Why is maxDurationMinutes capped at 18 by default? OpenAI Whisper's hard limit is 25 MB per request. 18 minutes of audio at typical bitrates is comfortably under. If you raise the cap, you may hit audio-exceeds-whisper-limit skips on high-bitrate music videos.

Can I scrape playlists or channels?
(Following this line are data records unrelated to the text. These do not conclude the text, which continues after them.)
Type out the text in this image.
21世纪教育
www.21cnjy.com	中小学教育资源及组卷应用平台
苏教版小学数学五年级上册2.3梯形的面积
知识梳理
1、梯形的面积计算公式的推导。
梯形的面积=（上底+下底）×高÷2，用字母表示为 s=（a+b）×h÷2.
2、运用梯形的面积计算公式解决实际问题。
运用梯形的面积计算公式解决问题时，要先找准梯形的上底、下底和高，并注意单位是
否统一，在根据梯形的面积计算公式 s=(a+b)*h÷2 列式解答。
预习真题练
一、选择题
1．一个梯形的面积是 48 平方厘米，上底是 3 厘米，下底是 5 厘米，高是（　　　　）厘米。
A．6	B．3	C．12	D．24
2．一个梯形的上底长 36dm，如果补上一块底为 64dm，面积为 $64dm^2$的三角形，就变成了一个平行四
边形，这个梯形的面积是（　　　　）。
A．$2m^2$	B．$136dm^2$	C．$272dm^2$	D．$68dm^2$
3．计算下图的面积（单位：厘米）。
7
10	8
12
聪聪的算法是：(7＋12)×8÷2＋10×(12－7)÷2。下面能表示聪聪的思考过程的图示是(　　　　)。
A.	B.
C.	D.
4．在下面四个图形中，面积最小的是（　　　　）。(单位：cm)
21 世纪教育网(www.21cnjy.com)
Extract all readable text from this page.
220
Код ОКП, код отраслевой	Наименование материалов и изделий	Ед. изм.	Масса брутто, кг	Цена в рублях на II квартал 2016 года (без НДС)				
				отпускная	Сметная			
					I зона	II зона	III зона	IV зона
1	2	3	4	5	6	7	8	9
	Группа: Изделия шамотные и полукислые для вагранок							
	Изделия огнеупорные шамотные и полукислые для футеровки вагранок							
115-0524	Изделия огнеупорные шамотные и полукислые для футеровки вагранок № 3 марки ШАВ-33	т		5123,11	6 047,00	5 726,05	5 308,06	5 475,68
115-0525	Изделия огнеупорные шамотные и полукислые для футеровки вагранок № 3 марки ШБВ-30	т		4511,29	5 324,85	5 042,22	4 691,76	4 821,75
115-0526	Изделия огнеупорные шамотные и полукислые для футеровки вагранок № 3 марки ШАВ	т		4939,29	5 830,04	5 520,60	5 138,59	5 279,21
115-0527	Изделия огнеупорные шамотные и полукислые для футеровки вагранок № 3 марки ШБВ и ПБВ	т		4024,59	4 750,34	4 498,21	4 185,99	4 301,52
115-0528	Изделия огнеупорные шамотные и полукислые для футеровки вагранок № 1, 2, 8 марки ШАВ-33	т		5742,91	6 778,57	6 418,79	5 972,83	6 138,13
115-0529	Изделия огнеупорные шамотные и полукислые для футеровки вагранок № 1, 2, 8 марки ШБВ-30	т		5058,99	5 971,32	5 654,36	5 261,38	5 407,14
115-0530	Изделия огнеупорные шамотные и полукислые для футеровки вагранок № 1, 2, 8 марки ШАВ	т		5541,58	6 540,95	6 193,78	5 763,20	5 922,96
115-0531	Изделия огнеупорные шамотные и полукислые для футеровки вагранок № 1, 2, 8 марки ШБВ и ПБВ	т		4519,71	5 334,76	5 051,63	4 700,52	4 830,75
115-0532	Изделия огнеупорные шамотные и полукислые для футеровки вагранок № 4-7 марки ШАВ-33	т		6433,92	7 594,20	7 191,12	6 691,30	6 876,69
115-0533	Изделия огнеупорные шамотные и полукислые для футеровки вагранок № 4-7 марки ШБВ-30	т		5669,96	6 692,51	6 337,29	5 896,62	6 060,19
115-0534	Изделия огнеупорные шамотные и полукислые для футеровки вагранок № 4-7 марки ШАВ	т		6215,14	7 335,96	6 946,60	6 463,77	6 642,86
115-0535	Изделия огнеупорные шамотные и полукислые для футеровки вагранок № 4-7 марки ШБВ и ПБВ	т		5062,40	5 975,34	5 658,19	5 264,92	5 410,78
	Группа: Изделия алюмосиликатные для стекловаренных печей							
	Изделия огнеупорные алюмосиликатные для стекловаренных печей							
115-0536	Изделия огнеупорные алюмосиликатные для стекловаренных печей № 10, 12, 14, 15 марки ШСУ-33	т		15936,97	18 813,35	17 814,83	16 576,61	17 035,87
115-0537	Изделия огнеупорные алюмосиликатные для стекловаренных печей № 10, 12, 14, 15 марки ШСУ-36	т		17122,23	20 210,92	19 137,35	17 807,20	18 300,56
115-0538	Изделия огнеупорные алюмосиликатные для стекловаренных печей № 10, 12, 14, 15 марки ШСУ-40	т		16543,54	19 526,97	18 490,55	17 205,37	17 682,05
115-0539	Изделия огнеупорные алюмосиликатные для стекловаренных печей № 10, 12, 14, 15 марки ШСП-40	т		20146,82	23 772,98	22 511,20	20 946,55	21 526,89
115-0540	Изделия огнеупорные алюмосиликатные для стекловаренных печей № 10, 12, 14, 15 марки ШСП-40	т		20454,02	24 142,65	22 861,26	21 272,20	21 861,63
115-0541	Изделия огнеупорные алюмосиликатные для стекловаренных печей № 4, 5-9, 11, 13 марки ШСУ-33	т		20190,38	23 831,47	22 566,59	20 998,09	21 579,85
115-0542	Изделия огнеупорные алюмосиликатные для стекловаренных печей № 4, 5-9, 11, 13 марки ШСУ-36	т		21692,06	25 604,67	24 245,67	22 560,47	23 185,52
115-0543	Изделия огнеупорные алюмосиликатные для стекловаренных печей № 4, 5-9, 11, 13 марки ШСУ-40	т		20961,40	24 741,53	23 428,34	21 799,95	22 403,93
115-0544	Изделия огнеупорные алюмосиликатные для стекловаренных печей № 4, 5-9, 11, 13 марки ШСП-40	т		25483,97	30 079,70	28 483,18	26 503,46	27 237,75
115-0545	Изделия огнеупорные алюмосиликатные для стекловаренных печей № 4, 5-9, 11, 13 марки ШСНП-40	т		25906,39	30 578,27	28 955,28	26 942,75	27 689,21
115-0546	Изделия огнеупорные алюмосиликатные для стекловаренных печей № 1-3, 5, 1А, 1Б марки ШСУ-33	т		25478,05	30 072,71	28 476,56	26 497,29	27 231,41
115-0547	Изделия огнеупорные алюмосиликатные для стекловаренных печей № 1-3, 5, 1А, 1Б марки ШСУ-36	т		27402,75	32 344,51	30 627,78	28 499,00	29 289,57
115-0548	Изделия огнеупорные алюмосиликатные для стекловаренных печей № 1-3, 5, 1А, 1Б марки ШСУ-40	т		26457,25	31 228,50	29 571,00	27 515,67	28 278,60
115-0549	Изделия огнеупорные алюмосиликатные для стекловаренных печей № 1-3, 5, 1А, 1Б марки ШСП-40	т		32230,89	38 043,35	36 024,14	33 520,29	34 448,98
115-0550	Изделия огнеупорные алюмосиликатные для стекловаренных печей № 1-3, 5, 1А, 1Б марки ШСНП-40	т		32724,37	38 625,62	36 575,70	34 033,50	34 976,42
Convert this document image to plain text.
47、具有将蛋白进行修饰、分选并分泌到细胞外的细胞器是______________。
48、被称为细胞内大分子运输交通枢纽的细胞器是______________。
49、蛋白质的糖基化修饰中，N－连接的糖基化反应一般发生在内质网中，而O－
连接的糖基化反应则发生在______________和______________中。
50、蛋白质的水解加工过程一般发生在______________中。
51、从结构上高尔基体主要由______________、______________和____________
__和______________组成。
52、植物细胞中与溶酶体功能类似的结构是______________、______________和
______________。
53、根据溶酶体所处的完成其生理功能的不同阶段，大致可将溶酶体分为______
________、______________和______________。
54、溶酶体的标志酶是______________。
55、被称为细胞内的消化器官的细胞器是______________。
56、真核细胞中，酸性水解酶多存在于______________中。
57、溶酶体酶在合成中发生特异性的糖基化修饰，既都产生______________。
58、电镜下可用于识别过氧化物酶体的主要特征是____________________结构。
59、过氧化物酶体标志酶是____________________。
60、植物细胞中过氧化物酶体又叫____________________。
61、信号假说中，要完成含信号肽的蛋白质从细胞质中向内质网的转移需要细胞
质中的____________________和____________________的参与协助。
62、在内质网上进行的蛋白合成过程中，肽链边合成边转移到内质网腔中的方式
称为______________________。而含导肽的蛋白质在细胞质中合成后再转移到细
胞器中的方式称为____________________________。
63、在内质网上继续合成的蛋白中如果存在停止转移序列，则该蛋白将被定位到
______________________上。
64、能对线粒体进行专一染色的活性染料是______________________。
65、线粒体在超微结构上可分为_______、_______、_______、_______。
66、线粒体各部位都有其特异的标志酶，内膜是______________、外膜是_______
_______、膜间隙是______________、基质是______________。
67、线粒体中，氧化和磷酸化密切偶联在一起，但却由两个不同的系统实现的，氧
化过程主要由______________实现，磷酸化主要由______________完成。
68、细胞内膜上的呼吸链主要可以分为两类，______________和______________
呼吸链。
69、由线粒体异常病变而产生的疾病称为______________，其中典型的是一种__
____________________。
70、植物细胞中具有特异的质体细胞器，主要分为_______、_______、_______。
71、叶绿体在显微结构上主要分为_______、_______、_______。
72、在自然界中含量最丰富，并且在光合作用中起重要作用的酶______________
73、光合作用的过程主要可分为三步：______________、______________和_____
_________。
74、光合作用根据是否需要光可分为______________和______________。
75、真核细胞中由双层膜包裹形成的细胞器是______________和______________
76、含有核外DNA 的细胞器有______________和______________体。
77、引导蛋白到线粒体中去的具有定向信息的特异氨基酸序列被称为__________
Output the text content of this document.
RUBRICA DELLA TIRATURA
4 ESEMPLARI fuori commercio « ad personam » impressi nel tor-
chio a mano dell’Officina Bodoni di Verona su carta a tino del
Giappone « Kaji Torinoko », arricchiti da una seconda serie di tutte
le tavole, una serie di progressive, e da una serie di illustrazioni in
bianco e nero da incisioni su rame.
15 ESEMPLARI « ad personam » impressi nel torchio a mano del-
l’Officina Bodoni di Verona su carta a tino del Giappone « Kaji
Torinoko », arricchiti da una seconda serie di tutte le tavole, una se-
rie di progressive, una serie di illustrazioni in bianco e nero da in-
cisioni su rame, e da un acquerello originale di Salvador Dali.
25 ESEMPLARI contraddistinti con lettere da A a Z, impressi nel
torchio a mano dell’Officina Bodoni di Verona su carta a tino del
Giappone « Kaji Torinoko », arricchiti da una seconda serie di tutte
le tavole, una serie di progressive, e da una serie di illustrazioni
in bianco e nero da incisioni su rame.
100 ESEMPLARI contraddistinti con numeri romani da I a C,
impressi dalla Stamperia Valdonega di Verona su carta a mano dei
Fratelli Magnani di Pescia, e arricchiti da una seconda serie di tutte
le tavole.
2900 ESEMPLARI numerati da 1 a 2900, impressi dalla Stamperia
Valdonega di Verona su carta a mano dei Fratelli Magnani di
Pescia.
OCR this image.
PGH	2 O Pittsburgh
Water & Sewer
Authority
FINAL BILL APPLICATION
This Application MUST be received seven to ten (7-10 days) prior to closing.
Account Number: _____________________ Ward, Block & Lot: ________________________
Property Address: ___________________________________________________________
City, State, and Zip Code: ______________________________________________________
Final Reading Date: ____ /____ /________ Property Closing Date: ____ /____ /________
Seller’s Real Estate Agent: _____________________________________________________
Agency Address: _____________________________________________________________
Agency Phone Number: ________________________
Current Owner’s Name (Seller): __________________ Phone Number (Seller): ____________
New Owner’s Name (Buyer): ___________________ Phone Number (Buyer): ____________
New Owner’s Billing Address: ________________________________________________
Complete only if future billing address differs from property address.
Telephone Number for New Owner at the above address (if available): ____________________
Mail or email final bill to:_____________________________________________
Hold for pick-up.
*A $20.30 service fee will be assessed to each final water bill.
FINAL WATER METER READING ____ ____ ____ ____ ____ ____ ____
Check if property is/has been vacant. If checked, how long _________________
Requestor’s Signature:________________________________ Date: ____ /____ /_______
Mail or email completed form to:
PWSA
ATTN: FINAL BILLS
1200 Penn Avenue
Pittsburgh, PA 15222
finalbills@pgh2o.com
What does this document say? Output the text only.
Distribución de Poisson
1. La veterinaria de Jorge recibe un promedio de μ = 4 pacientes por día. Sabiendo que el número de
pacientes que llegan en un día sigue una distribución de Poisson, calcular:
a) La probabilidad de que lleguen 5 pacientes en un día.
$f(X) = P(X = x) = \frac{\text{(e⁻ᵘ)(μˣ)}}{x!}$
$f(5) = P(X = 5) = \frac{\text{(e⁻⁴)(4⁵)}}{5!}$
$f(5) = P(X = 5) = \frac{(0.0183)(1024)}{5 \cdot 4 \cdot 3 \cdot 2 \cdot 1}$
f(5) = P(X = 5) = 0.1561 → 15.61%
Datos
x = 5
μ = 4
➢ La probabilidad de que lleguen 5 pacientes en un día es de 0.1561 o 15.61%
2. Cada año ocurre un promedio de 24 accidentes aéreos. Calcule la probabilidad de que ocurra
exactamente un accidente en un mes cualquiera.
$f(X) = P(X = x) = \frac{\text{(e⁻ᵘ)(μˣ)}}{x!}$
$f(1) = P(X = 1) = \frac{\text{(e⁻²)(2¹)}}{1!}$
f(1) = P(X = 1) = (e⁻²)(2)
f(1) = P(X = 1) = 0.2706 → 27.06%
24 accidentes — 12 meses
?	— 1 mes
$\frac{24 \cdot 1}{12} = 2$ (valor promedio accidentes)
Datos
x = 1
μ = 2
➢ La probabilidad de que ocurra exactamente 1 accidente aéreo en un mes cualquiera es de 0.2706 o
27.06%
Not in v1 — single video URLs only. Workaround: use Apify's other YouTube actors to extract video URLs from a playlist/channel, then pipe them into this one.

What about livestreams? Active livestreams are skipped with reason live-stream. Concluded livestream archives may work but are not explicitly tested.

What about private/age-restricted videos? They produce video-unavailable skip records. The actor never tries to authenticate.

The actor returned a whisper-api-error:402-insufficient-quota skip — what now? Your OpenAI account is out of credit. Top up at platform.openai.com — the actor side cost is unaffected.

Can I get SRT/VTT subtitle files? Not in v1. JSON output gives you per-segment timestamps that you can convert client-side.

This actor accesses publicly available YouTube content. Scraping public data is generally permissible per hiQ Labs v. LinkedIn (2022). The actor does not log in, bypass age-gates, or download from private/restricted videos. For commercial uses, consult your own legal counsel — this is not legal advice. GDPR: video metadata may include creator names (public usernames); aggregate anonymized analysis is generally safe.